Java にはプラットフォーム固有のライブラリを利用するために JNI (Java Native Interface) という機構が用意されている。この機構の問題点は、どこのプラットフォームにバイナリを持っていっても同じように動くという Java の最大の利点を失わせてしまうことにもちろんある。それはそうなのだけれど、最大の問題は様々な環境用のバイナリを用意するにはそれぞれコンパイル環境を用意する必要があり、現実的には難しいという点にある。
そこで考えたのだが、Rust はクロスコンパイルができるようになったと聞いた覚えがある。ということは単一環境(例えば、普段デスクトップとして使っているWindows PC)からでも各環境に対応した共有ライブラリが生成できるのではなかろうか。
まずは、Rust で JNI ができるのか調べてみた。すると出てきたのが次のサイト。
問題なくできるようだ。さらに調べたところ、
を使えば、jni.h の定義を Rust 用にいちいち手動変換する必要もないこともわかった。
Rust 付属のパッケージマネージャーは npm と似た仕組みになっているので、簡単にライブラリを追加できる。Cargo.toml に次の記述を追加する。
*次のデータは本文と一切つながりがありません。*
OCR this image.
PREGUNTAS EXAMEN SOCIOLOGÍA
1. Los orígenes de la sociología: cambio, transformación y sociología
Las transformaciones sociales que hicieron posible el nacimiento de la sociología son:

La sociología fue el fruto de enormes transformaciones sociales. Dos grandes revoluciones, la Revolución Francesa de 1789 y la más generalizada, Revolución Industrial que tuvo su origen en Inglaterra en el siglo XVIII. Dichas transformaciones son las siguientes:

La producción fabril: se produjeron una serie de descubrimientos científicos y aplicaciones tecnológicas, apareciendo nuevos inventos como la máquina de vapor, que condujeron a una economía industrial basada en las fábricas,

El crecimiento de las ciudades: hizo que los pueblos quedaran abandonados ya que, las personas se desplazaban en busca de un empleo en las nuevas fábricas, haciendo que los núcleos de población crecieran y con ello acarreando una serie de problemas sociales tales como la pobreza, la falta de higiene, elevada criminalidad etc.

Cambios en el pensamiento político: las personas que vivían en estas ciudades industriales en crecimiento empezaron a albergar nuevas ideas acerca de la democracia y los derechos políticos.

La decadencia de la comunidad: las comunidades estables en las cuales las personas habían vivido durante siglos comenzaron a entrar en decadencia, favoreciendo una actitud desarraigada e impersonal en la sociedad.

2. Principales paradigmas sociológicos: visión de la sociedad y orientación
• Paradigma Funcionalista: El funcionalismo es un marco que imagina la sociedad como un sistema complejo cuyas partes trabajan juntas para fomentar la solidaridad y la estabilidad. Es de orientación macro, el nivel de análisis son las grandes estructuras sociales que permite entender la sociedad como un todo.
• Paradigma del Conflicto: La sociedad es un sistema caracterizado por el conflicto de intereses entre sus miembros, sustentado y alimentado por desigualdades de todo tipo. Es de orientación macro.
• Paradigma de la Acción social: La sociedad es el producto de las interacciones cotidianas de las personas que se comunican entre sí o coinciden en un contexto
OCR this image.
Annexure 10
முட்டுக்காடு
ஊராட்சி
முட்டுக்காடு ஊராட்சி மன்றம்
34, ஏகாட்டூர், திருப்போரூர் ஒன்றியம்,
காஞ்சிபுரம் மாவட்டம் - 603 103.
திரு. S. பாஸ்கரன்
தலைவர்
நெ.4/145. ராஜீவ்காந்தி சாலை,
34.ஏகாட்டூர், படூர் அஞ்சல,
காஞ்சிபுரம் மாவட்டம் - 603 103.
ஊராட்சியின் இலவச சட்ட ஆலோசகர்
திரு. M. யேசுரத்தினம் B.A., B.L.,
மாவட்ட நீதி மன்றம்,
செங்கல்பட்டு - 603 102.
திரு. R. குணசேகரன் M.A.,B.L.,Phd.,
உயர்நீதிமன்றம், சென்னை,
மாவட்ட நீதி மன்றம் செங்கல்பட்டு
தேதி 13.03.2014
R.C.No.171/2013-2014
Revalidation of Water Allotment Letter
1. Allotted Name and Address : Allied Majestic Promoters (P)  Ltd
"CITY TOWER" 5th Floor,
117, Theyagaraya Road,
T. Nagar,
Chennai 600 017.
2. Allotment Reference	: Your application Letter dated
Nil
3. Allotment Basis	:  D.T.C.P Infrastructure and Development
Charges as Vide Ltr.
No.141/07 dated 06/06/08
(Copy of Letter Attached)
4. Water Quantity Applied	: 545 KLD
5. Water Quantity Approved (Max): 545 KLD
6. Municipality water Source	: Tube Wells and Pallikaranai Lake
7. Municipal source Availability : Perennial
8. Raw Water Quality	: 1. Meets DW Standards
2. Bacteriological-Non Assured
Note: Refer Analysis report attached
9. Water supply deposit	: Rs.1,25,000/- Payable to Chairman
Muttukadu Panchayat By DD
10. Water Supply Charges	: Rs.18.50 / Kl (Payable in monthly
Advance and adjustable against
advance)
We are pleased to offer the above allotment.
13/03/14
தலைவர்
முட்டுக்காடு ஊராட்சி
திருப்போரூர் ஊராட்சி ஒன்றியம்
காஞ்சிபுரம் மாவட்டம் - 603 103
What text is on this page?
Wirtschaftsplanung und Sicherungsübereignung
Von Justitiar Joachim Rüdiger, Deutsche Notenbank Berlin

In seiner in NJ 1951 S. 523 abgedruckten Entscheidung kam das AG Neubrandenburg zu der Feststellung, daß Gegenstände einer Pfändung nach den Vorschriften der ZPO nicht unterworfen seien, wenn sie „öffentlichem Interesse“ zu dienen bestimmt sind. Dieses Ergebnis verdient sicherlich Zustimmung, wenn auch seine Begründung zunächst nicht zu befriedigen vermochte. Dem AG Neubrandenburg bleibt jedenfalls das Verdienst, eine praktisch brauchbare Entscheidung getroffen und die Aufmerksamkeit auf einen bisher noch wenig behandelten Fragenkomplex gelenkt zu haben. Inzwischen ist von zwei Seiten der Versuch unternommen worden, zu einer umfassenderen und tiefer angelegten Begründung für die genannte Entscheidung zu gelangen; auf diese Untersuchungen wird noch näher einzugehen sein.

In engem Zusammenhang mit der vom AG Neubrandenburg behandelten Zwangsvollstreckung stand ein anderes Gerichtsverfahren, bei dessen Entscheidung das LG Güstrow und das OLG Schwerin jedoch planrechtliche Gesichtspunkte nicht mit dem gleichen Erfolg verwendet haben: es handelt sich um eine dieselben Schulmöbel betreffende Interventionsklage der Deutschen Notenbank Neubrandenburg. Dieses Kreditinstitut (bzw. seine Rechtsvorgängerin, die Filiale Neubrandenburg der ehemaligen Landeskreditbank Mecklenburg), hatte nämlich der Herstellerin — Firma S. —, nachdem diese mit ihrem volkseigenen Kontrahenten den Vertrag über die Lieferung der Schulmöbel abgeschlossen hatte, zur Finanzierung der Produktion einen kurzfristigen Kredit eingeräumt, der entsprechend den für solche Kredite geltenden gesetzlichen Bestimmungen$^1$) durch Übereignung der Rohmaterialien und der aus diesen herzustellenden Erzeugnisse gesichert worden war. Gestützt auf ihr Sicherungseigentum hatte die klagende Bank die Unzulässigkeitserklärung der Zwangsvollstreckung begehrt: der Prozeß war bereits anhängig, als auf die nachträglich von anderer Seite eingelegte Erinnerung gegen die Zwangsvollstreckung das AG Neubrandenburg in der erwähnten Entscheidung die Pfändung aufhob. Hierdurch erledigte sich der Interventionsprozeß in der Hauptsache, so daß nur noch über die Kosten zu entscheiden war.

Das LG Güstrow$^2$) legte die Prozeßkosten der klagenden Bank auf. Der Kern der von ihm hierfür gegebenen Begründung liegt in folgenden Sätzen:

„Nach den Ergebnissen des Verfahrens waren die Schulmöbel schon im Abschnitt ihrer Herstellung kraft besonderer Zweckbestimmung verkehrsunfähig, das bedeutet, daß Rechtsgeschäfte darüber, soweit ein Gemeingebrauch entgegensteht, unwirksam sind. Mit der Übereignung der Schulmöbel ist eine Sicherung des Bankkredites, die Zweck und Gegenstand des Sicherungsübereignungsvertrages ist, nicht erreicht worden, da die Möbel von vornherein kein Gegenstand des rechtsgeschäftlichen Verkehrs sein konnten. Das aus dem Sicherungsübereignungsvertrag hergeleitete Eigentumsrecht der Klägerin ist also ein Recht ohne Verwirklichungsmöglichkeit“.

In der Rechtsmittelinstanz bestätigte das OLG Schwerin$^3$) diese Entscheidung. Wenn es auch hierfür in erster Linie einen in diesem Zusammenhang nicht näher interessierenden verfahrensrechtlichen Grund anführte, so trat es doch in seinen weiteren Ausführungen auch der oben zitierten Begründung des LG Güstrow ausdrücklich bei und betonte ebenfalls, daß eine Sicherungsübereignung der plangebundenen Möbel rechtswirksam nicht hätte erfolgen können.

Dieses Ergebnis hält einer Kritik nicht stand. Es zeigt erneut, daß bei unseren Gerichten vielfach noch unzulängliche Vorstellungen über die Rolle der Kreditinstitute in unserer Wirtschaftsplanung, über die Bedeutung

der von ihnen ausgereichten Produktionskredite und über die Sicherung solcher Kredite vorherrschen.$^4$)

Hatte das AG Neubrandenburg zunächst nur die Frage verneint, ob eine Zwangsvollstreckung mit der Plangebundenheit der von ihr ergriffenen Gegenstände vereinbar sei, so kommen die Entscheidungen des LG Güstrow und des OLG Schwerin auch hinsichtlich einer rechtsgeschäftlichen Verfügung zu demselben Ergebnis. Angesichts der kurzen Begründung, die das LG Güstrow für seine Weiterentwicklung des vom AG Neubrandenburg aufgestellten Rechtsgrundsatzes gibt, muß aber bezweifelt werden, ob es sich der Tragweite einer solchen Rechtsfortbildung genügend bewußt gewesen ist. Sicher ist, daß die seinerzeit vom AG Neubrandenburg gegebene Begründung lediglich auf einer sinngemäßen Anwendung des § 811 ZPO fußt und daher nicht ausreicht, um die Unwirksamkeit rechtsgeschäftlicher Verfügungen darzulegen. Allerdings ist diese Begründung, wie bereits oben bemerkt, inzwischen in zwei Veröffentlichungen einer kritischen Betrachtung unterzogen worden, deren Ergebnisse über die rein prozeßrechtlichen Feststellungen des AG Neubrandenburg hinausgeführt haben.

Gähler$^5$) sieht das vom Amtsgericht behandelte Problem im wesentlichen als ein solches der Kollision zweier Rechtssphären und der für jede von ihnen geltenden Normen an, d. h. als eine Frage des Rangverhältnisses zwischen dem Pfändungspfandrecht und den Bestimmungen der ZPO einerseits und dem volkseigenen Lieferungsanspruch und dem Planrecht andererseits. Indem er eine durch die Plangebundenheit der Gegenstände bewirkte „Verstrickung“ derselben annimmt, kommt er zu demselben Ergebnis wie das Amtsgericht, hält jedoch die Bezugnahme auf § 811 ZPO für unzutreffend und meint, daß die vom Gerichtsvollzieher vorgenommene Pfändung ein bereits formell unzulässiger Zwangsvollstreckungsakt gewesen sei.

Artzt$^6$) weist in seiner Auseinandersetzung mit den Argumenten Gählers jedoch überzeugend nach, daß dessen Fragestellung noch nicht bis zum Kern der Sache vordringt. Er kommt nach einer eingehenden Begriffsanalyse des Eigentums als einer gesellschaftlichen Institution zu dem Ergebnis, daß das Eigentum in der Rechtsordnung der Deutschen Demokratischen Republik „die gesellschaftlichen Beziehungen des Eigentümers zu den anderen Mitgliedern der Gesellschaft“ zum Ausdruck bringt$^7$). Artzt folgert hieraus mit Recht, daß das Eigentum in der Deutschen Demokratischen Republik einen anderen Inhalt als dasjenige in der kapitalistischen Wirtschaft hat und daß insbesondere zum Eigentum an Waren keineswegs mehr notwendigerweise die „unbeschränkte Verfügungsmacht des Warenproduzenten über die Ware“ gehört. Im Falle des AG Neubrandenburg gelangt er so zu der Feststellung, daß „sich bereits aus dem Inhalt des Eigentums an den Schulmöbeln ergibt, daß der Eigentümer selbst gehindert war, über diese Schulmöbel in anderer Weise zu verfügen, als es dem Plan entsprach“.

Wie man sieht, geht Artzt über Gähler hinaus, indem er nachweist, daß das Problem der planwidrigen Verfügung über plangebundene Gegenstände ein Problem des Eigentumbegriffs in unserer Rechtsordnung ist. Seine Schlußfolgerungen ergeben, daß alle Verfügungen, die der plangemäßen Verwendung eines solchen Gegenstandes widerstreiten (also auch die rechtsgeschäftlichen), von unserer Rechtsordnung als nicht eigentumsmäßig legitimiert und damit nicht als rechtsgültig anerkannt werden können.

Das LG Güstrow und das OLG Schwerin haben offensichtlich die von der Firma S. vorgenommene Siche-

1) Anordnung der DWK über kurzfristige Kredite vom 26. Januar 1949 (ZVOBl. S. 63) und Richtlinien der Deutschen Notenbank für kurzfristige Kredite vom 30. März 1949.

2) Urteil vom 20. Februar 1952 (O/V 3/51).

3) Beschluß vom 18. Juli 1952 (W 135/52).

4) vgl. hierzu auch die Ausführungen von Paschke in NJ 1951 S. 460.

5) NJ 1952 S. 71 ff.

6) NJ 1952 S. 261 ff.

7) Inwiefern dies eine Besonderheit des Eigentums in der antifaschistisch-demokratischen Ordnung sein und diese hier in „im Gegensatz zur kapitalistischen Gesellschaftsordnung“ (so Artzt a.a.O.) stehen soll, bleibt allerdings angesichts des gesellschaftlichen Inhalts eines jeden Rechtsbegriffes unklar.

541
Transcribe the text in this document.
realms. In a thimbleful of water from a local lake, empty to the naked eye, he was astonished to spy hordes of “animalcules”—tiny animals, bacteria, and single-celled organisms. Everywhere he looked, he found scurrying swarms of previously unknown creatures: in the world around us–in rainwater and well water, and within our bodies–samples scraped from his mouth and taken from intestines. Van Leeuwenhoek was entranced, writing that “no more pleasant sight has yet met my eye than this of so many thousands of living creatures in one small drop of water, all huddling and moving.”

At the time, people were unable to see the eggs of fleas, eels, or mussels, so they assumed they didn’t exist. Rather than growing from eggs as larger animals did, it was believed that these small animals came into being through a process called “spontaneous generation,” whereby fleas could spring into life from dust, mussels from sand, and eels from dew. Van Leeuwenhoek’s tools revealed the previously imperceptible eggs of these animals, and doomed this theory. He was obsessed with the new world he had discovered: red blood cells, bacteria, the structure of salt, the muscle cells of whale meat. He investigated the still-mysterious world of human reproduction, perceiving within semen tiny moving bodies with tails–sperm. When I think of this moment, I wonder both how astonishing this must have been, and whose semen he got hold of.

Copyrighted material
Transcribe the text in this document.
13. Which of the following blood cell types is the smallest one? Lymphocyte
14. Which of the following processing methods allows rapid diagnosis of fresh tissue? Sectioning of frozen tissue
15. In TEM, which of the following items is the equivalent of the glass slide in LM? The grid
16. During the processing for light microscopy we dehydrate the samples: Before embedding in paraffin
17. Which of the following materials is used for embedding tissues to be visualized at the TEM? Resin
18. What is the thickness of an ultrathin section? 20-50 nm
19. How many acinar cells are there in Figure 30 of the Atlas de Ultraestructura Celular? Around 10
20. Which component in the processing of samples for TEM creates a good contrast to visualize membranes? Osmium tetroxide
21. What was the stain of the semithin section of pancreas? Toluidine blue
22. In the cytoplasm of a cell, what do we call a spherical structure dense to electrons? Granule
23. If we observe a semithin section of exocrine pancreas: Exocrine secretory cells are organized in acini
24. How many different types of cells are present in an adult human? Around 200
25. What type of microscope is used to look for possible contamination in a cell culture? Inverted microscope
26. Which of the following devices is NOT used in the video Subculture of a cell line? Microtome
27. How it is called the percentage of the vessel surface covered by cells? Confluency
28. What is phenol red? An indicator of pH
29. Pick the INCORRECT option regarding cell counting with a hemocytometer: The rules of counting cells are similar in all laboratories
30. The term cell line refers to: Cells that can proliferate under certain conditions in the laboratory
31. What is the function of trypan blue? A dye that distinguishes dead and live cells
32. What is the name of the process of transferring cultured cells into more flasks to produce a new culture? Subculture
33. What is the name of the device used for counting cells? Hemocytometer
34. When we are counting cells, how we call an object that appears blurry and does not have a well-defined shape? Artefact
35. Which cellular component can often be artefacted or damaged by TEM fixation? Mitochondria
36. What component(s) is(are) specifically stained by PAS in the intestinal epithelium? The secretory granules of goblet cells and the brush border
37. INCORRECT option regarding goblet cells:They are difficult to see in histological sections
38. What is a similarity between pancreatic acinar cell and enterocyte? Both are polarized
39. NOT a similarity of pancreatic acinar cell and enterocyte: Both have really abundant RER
[lib] crate-type = ["cdylib"] [dependencies] jni-sys = "0.1"
はじめは、crate-type = ["dylib"] と指定していたのだけれど、JNIで呼び出す場合は、Rust からの呼び出しは必要ないので、外部呼び出し専用の cdylib で構わない。これを指定するだけでファイルサイズが 2.2MB から 22KB になる。
さて、前述のサイトの add メソッドを jni-sys を使用して書き直すとこうなるになる。
extern crate jni_sys; use jni_sys::*; #[no_mangle] #[allow(unused_variables, non_snake_case)] pub extern fn Java_RustTest_add(jre: *mut JNIEnv, class: jclass, v1: jint, v2: jint) -> jint { v1 + v2 }
あとは普通に cargo build --release するだけでいい。予想以上に簡単。
この記述を見ればわかるように、プラットフォームに依存する記述はないため、この時点で少なくともマルチプラットフォームに対応できていることになる。
あとは、クロスコンパイル……と行きたいところなのだけれど、残念ながら現時点ではうまく行っていない。どうもランタイム環境は必要となるらしく、Windows 上で Linux バイナリを作るのは難しいようだ(Windows Subsystem for Linux を使えばできるはずだけれども)。 とほほ。
当初の思惑とは外れたとはいえ、予想外に簡単に JNI が実現できたことがわかったのは良かった。あとは SQLite とか各種ライブラリが Rust に移植されてくるといろんなことができるようになって面白くなるのだけど、そういう未来は来るのだろうか。